The Fayette Citizen-Opinion Page

Wednesday, August 7, 2002

If there's a baseball strike, whose fault is it?

By MONROE ROARK
mroark@thecitizennews.com

Nearly everyone who actually cares about whether major league baseball players will go on strike this season has also chosen whom to blame for it.

Granted, there's plenty of obvious blame to go around, what with the way the players and owners have behaved in general during the so-called negotiations. But let's look at it a little bit deeper and see if there might be a correlation between this possible action and a much larger issue in American society.

On the players' side, you have huge sums being paid every year to players, and team payrolls that just get bigger every year, provided the team is in a large enough market to afford it. As you look at a typical major league roster from top to bottom, you see not only the ridiculously high price for superstardom, but also the ridiculously high price for mediocrity; for every $15 million-per-year home run champion, there's a handful of part-time players who ride the bench at $2 million apiece.

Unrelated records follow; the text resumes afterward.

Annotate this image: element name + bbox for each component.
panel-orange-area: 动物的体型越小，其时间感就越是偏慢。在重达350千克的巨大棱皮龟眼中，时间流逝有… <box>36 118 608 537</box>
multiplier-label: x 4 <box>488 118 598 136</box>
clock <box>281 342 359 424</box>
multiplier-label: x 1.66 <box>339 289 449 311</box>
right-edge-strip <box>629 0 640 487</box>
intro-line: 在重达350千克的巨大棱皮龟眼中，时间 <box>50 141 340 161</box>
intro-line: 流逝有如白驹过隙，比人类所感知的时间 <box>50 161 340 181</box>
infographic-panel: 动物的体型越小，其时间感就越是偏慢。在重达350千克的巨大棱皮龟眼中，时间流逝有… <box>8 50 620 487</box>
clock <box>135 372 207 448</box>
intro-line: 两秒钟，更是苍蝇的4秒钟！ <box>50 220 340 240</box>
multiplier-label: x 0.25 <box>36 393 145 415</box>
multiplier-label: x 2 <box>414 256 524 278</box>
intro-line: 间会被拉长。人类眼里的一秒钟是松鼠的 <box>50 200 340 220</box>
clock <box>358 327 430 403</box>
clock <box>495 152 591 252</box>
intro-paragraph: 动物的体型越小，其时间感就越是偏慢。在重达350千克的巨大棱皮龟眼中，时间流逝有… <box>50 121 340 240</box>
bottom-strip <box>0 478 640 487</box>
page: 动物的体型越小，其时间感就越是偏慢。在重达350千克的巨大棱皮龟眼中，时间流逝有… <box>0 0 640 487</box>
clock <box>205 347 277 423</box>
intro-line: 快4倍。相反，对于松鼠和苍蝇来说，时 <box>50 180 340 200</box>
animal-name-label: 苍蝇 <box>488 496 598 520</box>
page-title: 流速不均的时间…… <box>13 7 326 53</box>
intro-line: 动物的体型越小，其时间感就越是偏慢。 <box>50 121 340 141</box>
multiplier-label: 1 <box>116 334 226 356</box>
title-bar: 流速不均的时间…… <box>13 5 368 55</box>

On the owners' side, you have regular threats to move teams from city to city, alienating fans across the country, and blackmailing local governments for new stadiums loaded with revenue-rich luxury boxes and tax breaks galore. They alternate crying about high salaries with their continued efforts to raise the bar in that regard by signing the latest bank-breaking free agent.

But does the sports fan have any responsibility in this matter? "No way," you say. How can the average sports fan, who goes out and works a full week just to make a living, have any responsibility for this insanity going on between a bunch of spoiled adults?

That's easy. The culture of the sports fan in America, by raising sports to a position far above what it should actually occupy among our collective priorities, and continuing to support it financially at the expense of good common sense, has brought major league baseball and all other professional sports (plus major college athletics) to where it is today.

The cost for a family of four to take in a major league baseball game is ludicrous. Ticket prices have gone up consistently across the board for years, but as long as fans keep paying them, why shouldn't they? I have no problem with any player getting what he or she can rightfully get in a free market; the problem is what has happened to that market.

The financial rewards available in professional sports have polluted the minds of countless young people, who have forfeited their chances for a good education to chase an impossible dream. That's the culture American sports fans have created by placing such unreasonable importance on games and entertainment.

Athletes hold a position of leadership in our society that most of them have no business holding. No ballplayer should be a role model simply by virtue of being a ballplayer, but that's the culture today in America and there's no way to avoid it. But instead of using that influence in a positive manner, too many athletes do exactly the opposite. For every pro player who impacts young people for the better, there are 10 who form a daily parade across the police blotters of this country.

At the college level, cheating is epidemic. Players coming out of desperate financial situations have money and perks thrown at them by boosters seeking wins at any cost and coaches whose very careers depend upon their win-loss records. Those who set foot on campus unequipped to handle the academic load sometimes find it handled for them, and they leave college no more literate than when they entered.

Why is all of this happening? Because the games have taken priority.

There was a time in this country when playing games on Sunday would not have been thought of. Take a look at today's Sunday sports pages. You can park in front of your television set early in the morning and watch games nonstop until midnight. We built a nation on the freedom to worship as we please, and millions of Americans worship at the sports altar on a weekly basis, while their children grow up in a spiritual vacuum.

Want to do a little scientific research? Take a poll of 10 or 20 friends and family members. Ask them to name the starting lineup for the Atlanta Braves or whatever favorite team they might have. Then ask them to name their two U.S. senators and the U.S. representative, state senator and state representative from their respective districts. You can probably imagine what the results of that poll would be.

If the baseball players and owners reach a new collective bargaining agreement, it will only be temporary. It's going to take some responsibility from players, owners and fans to turn back the past few decades of sports worship in this country and have some lasting effects. And the chances of that happening look pretty slim.